Дмитрий Глуховский - Будущее
Пусть случится чудо! Пусть окажется, что у нее крепкое здоровье, иммунитет нечеловеческий, пусть она еще год проваляется где-нибудь на больничной койке, отказываясь подыхать, — и пусть она позвонит мне в последний год! Я припомню ей ее распятие, ее обещания, ее гребаные сказочки, ее утешения; прокляну ее, и тогда она меня наконец отпустит!
Иначе как я выйду отсюда?!
Звонят Девятьсот Шестому.
Мать. Та самая, назвать которую преступницей его не заставили даже склепом. Она еле дышит, подбородок дрожит, и рот не закрывается; мы пялимся на нее всем строем, но все давят смешки — из уважения к Девятьсот Шестому. Не спускаю с него глаз, будто это не его мама, а моя. Как он справится? Боюсь, что он расклеится сейчас, как Седьмой, или пойдет на принцип, вспомнит, как лежал в ящике... Звонок — ерунда по сравнению с ящиком.

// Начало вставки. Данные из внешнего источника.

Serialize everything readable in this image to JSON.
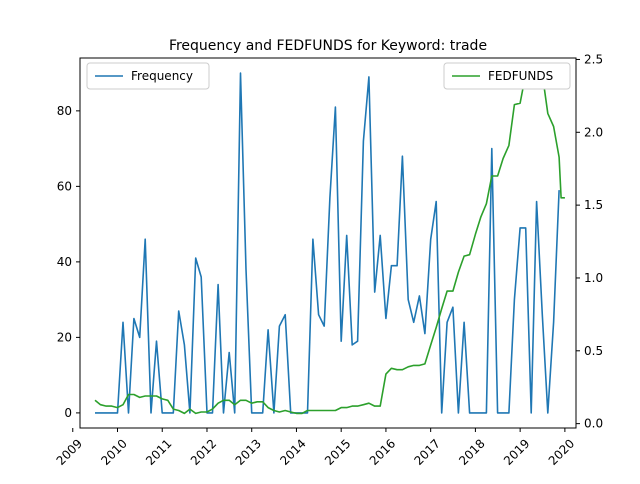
{
  "chart_data": {
    "type": "line",
    "title": "Frequency and FEDFUNDS for Keyword: trade",
    "x_axis": {
      "type": "date",
      "range": [
        "2009-03-01",
        "2020-04-01"
      ],
      "ticks": [
        "2009",
        "2010",
        "2011",
        "2012",
        "2013",
        "2014",
        "2015",
        "2016",
        "2017",
        "2018",
        "2019",
        "2020"
      ]
    },
    "y_left": {
      "range": [
        -4,
        94
      ],
      "ticks": [
        0,
        20,
        40,
        60,
        80
      ]
    },
    "y_right": {
      "range": [
        -0.03,
        2.51
      ],
      "ticks": [
        0.0,
        0.5,
        1.0,
        1.5,
        2.0,
        2.5
      ]
    },
    "series": [
      {
        "name": "Frequency",
        "axis": "left",
        "color": "#1f77b4",
        "legend_position": "top-left",
        "points": [
          [
            "2009-07-01",
            0
          ],
          [
            "2009-08-15",
            0
          ],
          [
            "2009-10-01",
            0
          ],
          [
            "2009-11-15",
            0
          ],
          [
            "2010-01-01",
            0
          ],
          [
            "2010-02-15",
            24
          ],
          [
            "2010-04-01",
            0
          ],
          [
            "2010-05-15",
            25
          ],
          [
            "2010-07-01",
            20
          ],
          [
            "2010-08-15",
            46
          ],
          [
            "2010-10-01",
            0
          ],
          [
            "2010-11-15",
            19
          ],
          [
            "2011-01-01",
            0
          ],
          [
            "2011-02-15",
            0
          ],
          [
            "2011-04-01",
            0
          ],
          [
            "2011-05-15",
            27
          ],
          [
            "2011-07-01",
            18
          ],
          [
            "2011-08-15",
            0
          ],
          [
            "2011-10-01",
            41
          ],
          [
            "2011-11-15",
            36
          ],
          [
            "2012-01-01",
            0
          ],
          [
            "2012-02-15",
            0
          ],
          [
            "2012-04-01",
            34
          ],
          [
            "2012-05-15",
            0
          ],
          [
            "2012-07-01",
            16
          ],
          [
            "2012-08-15",
            0
          ],
          [
            "2012-10-01",
            90
          ],
          [
            "2012-11-15",
            38
          ],
          [
            "2013-01-01",
            0
          ],
          [
            "2013-02-15",
            0
          ],
          [
            "2013-04-01",
            0
          ],
          [
            "2013-05-15",
            22
          ],
          [
            "2013-07-01",
            0
          ],
          [
            "2013-08-15",
            23
          ],
          [
            "2013-10-01",
            26
          ],
          [
            "2013-11-15",
            0
          ],
          [
            "2014-01-01",
            0
          ],
          [
            "2014-02-15",
            0
          ],
          [
            "2014-04-01",
            0
          ],
          [
            "2014-05-15",
            46
          ],
          [
            "2014-07-01",
            26
          ],
          [
            "2014-08-15",
            23
          ],
          [
            "2014-10-01",
            57
          ],
          [
            "2014-11-15",
            81
          ],
          [
            "2015-01-01",
            19
          ],
          [
            "2015-02-15",
            47
          ],
          [
            "2015-04-01",
            18
          ],
          [
            "2015-05-15",
            19
          ],
          [
            "2015-07-01",
            72
          ],
          [
            "2015-08-15",
            89
          ],
          [
            "2015-10-01",
            32
          ],
          [
            "2015-11-15",
            47
          ],
          [
            "2016-01-01",
            25
          ],
          [
            "2016-02-15",
            39
          ],
          [
            "2016-04-01",
            39
          ],
          [
            "2016-05-15",
            68
          ],
          [
            "2016-07-01",
            30
          ],
          [
            "2016-08-15",
            24
          ],
          [
            "2016-10-01",
            31
          ],
          [
            "2016-11-15",
            21
          ],
          [
            "2017-01-01",
            46
          ],
          [
            "2017-02-15",
            56
          ],
          [
            "2017-04-01",
            0
          ],
          [
            "2017-05-15",
            24
          ],
          [
            "2017-07-01",
            28
          ],
          [
            "2017-08-15",
            0
          ],
          [
            "2017-10-01",
            24
          ],
          [
            "2017-11-15",
            0
          ],
          [
            "2018-01-01",
            0
          ],
          [
            "2018-02-15",
            0
          ],
          [
            "2018-04-01",
            0
          ],
          [
            "2018-05-15",
            70
          ],
          [
            "2018-07-01",
            0
          ],
          [
            "2018-08-15",
            0
          ],
          [
            "2018-10-01",
            0
          ],
          [
            "2018-11-15",
            30
          ],
          [
            "2019-01-01",
            49
          ],
          [
            "2019-02-15",
            49
          ],
          [
            "2019-04-01",
            0
          ],
          [
            "2019-05-15",
            56
          ],
          [
            "2019-07-01",
            26
          ],
          [
            "2019-08-15",
            0
          ],
          [
            "2019-10-01",
            24
          ],
          [
            "2019-11-15",
            59
          ]
        ]
      },
      {
        "name": "FEDFUNDS",
        "axis": "right",
        "color": "#2ca02c",
        "legend_position": "top-right",
        "points": [
          [
            "2009-07-01",
            0.16
          ],
          [
            "2009-08-15",
            0.13
          ],
          [
            "2009-10-01",
            0.12
          ],
          [
            "2009-11-15",
            0.12
          ],
          [
            "2010-01-01",
            0.11
          ],
          [
            "2010-02-15",
            0.13
          ],
          [
            "2010-04-01",
            0.2
          ],
          [
            "2010-05-15",
            0.2
          ],
          [
            "2010-07-01",
            0.18
          ],
          [
            "2010-08-15",
            0.19
          ],
          [
            "2010-10-01",
            0.19
          ],
          [
            "2010-11-15",
            0.19
          ],
          [
            "2011-01-01",
            0.17
          ],
          [
            "2011-02-15",
            0.16
          ],
          [
            "2011-04-01",
            0.1
          ],
          [
            "2011-05-15",
            0.09
          ],
          [
            "2011-07-01",
            0.07
          ],
          [
            "2011-08-15",
            0.1
          ],
          [
            "2011-10-01",
            0.07
          ],
          [
            "2011-11-15",
            0.08
          ],
          [
            "2012-01-01",
            0.08
          ],
          [
            "2012-02-15",
            0.1
          ],
          [
            "2012-04-01",
            0.14
          ],
          [
            "2012-05-15",
            0.16
          ],
          [
            "2012-07-01",
            0.16
          ],
          [
            "2012-08-15",
            0.13
          ],
          [
            "2012-10-01",
            0.16
          ],
          [
            "2012-11-15",
            0.16
          ],
          [
            "2013-01-01",
            0.14
          ],
          [
            "2013-02-15",
            0.15
          ],
          [
            "2013-04-01",
            0.15
          ],
          [
            "2013-05-15",
            0.11
          ],
          [
            "2013-07-01",
            0.09
          ],
          [
            "2013-08-15",
            0.08
          ],
          [
            "2013-10-01",
            0.09
          ],
          [
            "2013-11-15",
            0.08
          ],
          [
            "2014-01-01",
            0.07
          ],
          [
            "2014-02-15",
            0.07
          ],
          [
            "2014-04-01",
            0.09
          ],
          [
            "2014-05-15",
            0.09
          ],
          [
            "2014-07-01",
            0.09
          ],
          [
            "2014-08-15",
            0.09
          ],
          [
            "2014-10-01",
            0.09
          ],
          [
            "2014-11-15",
            0.09
          ],
          [
            "2015-01-01",
            0.11
          ],
          [
            "2015-02-15",
            0.11
          ],
          [
            "2015-04-01",
            0.12
          ],
          [
            "2015-05-15",
            0.12
          ],
          [
            "2015-07-01",
            0.13
          ],
          [
            "2015-08-15",
            0.14
          ],
          [
            "2015-10-01",
            0.12
          ],
          [
            "2015-11-15",
            0.12
          ],
          [
            "2016-01-01",
            0.34
          ],
          [
            "2016-02-15",
            0.38
          ],
          [
            "2016-04-01",
            0.37
          ],
          [
            "2016-05-15",
            0.37
          ],
          [
            "2016-07-01",
            0.39
          ],
          [
            "2016-08-15",
            0.4
          ],
          [
            "2016-10-01",
            0.4
          ],
          [
            "2016-11-15",
            0.41
          ],
          [
            "2017-01-01",
            0.54
          ],
          [
            "2017-02-15",
            0.66
          ],
          [
            "2017-04-01",
            0.79
          ],
          [
            "2017-05-15",
            0.91
          ],
          [
            "2017-07-01",
            0.91
          ],
          [
            "2017-08-15",
            1.04
          ],
          [
            "2017-10-01",
            1.15
          ],
          [
            "2017-11-15",
            1.16
          ],
          [
            "2018-01-01",
            1.3
          ],
          [
            "2018-02-15",
            1.42
          ],
          [
            "2018-04-01",
            1.51
          ],
          [
            "2018-05-15",
            1.7
          ],
          [
            "2018-07-01",
            1.7
          ],
          [
            "2018-08-15",
            1.82
          ],
          [
            "2018-10-01",
            1.91
          ],
          [
            "2018-11-15",
            2.19
          ],
          [
            "2019-01-01",
            2.2
          ],
          [
            "2019-02-15",
            2.4
          ],
          [
            "2019-04-01",
            2.41
          ],
          [
            "2019-05-15",
            2.4
          ],
          [
            "2019-07-01",
            2.4
          ],
          [
            "2019-08-15",
            2.13
          ],
          [
            "2019-10-01",
            2.04
          ],
          [
            "2019-11-15",
            1.83
          ],
          [
            "2019-12-01",
            1.55
          ],
          [
            "2020-01-01",
            1.55
          ]
        ]
      }
    ],
    "grid": false
  }
}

— Люб. Лю... — беззвучно проговаривает старая женщина.
Вся она увяла, капельницы высосали из нее кровь, а глаза не выцвели. Крупный план. Такие же глаза, как у Девятьсот Шестого, — карие, уголки оттянуты книзу. Будто он сам в себя смотрится.
— Ты преступница. Я отказываюсь носить твою фамилию. Когда я отсюда выйду, я стану Бессмертным. Прощай.

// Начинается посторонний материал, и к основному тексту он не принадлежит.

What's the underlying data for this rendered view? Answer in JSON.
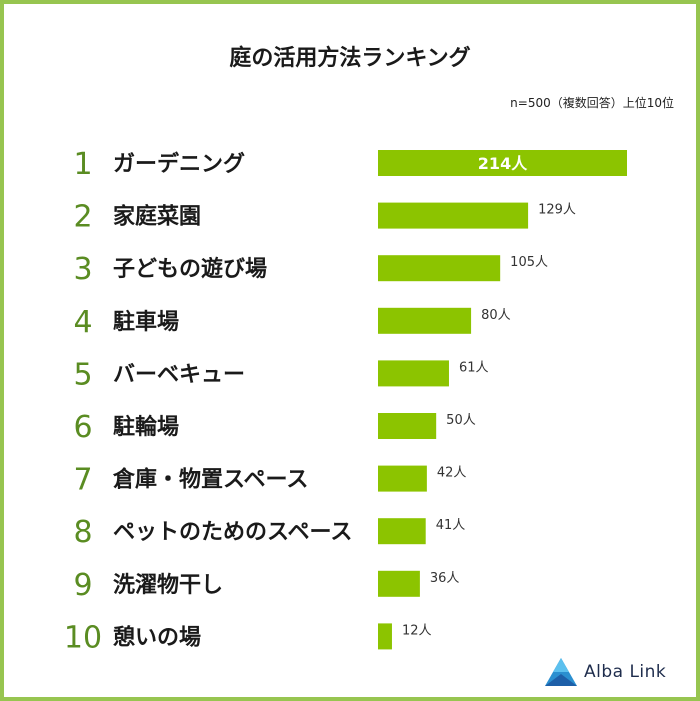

Вот тут-то ее глаза и вытравливаются. Она шепелявит натужно еще что-то, но ничего не получается. Девятьсот Шестой улыбается ей.
Ее отключают — может, и от всей этой прорвы попискивающей аппаратуры тоже: свое дело она сделала, теперь можно и об экономии вспомнить.

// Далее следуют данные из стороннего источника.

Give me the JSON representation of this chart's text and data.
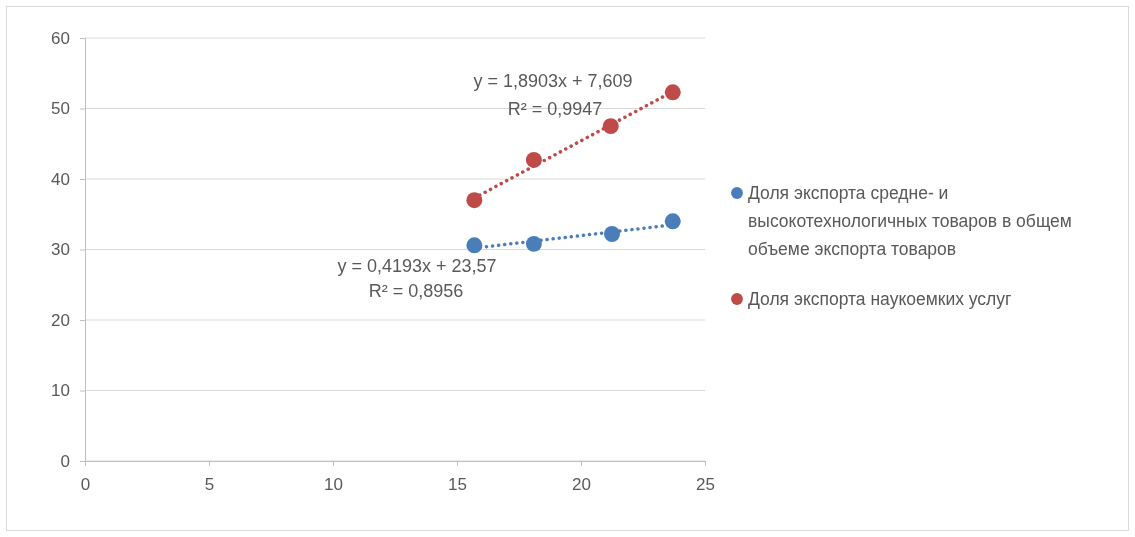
{
  "chart_data": {
    "type": "scatter",
    "xlim": [
      0,
      25
    ],
    "xticks": [
      0,
      5,
      10,
      15,
      20,
      25
    ],
    "ylim": [
      0,
      60
    ],
    "yticks": [
      0,
      10,
      20,
      30,
      40,
      50,
      60
    ],
    "grid": "y",
    "legend": "right",
    "marker": "circle",
    "series": [
      {
        "name": "Доля экспорта средне- и высокотехнологичных товаров в общем объеме экспорта товаров",
        "color": "#4a7ebb",
        "x": [
          15.7,
          18.1,
          21.25,
          23.7
        ],
        "values": [
          30.6,
          30.8,
          32.2,
          34.0
        ]
      },
      {
        "name": "Доля экспорта наукоемких услуг",
        "color": "#be4b48",
        "x": [
          15.7,
          18.1,
          21.2,
          23.7
        ],
        "values": [
          37.0,
          42.7,
          47.5,
          52.3
        ]
      },
      {
        "type": "line",
        "color": "#4a7ebb",
        "line_style": "dotted",
        "marker": "none",
        "x": [
          15.7,
          23.7
        ],
        "values": [
          30.2,
          33.5
        ]
      },
      {
        "type": "line",
        "color": "#be4b48",
        "line_style": "dotted",
        "marker": "none",
        "x": [
          15.7,
          23.7
        ],
        "values": [
          37.3,
          52.4
        ]
      }
    ],
    "annotations": [
      "y = 1,8903x + 7,609",
      "R² = 0,9947",
      "y = 0,4193x + 23,57",
      "R² = 0,8956"
    ]
  }
}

В эту секунду я прощаю Девятьсот Шестого за то, что он был лучше меня. Мужественней, терпеливей, тверже. Потому что он наконец отказался от самого себя — так же, как я отказался, когда валялся в проклятом ящике. Он стал новым человеком — так же, как и я стал. Мы снова можем быть братьями!
Доктор фиксирует: показатели у Девятьсот Шестого — что надо. Испытание пройдено.
Оказавшись с ним наедине, я отвешиваю Девятьсот Шестому восхищенную затрещину.
— Как ты это сделал?!
— Сделал, — жмет плечами он. — Сказал и сказал. Она знает, что я ей неправду сказал.
— Как?!
— Она всегда знает, — уверенно говорит он.
— Ты что... Обдурил их?!
Он смотрит на меня как на идиота.
— А ты что, всерьез собирался говорить своей матери, что она преступница?
— Они же нас измеряют!
— Это все херня! — шепчет он мне. — Есть способы технику обмануть! Пульс, пот... Какая разница?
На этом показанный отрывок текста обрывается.